I live in Los Angeles -- about 5 miles from City Hall. I and many, many of my neighbors grow a few of our own vegetables. I grow a lot in pots, but a lot of people grow tomatoes and squash in their front yards. (Next year if I can talk my husband into it, and besides pepper plants are pretty.)
Why do we go to the trouble when we live on small, city lots? Because the food that we can buy in the supermarkets was picked green, ripened on the shelf and doesn't taste like the tiny bit of food we can grow ourselves.
As for unpasteurized milk, it can be very dangerous, but it also can be very healthy. The problem is that you just about have to drink it while it is warm. I lived across the street from a dairy farmer at one point in my life. I rushed over every day right around milking time to pick up my fresh, unpasteurized milk. I would let some of it sour on my kitchen counter and drink the rest.

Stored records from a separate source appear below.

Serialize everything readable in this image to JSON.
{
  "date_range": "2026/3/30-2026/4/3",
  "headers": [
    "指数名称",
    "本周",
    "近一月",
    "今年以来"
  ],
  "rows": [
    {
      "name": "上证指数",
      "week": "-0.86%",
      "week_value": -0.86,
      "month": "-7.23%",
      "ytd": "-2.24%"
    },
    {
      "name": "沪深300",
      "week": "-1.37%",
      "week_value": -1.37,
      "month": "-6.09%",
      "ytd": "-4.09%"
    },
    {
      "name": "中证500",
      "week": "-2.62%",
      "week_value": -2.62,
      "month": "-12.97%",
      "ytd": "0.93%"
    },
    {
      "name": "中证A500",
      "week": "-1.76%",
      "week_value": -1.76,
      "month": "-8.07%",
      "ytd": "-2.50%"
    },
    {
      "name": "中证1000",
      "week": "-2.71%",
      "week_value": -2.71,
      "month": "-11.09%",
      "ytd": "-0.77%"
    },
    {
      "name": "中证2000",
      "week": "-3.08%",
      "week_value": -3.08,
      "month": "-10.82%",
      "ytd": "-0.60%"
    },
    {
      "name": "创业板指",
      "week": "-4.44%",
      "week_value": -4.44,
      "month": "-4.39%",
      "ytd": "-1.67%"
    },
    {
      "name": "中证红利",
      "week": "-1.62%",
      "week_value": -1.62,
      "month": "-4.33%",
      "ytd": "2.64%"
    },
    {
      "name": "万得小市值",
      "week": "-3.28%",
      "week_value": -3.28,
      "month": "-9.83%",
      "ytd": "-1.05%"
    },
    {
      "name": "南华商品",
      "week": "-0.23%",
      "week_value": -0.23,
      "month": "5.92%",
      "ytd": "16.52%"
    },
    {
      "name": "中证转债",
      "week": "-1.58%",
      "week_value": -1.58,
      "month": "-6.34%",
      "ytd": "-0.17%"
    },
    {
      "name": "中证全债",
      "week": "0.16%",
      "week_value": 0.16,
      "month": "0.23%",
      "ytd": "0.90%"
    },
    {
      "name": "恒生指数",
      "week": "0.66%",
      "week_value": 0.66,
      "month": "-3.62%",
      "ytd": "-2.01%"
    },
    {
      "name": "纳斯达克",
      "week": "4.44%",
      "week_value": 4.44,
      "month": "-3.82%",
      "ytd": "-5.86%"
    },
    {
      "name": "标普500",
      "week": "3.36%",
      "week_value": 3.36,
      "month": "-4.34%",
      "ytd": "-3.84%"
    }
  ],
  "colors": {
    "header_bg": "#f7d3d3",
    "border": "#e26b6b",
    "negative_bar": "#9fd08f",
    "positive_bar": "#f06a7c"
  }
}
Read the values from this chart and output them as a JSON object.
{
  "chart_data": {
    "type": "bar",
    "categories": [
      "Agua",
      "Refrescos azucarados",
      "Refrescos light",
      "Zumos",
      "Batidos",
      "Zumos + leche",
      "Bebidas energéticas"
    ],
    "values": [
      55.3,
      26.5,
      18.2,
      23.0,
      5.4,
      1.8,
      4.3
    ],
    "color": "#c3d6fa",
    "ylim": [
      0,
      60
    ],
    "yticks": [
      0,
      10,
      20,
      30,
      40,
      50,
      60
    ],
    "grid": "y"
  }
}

Perhaps unpasteurized milk should not be permitted to be transported off the farm, but I would bet that lots of very healthy people who are now farmers themselves grew up on the stuff especially in its soured form.
I'm not advocating for the sale or use of unpasteurized milk. To the contrary. But have there actually been any incidents of disease from unpasteurized milk in recent years? I've heard of problems with contaminated meat, fruits and vegetables. But milk?
I'm wondering whether this is just government bureaucracy picking on a couple of little guys instead of attacking the important problems like depletion of our soil and therefore of nutritional value in our food due to the over-industrialization of a lot of our farming or lack of sanitary conditions on corporate farms that can result in contamination of food.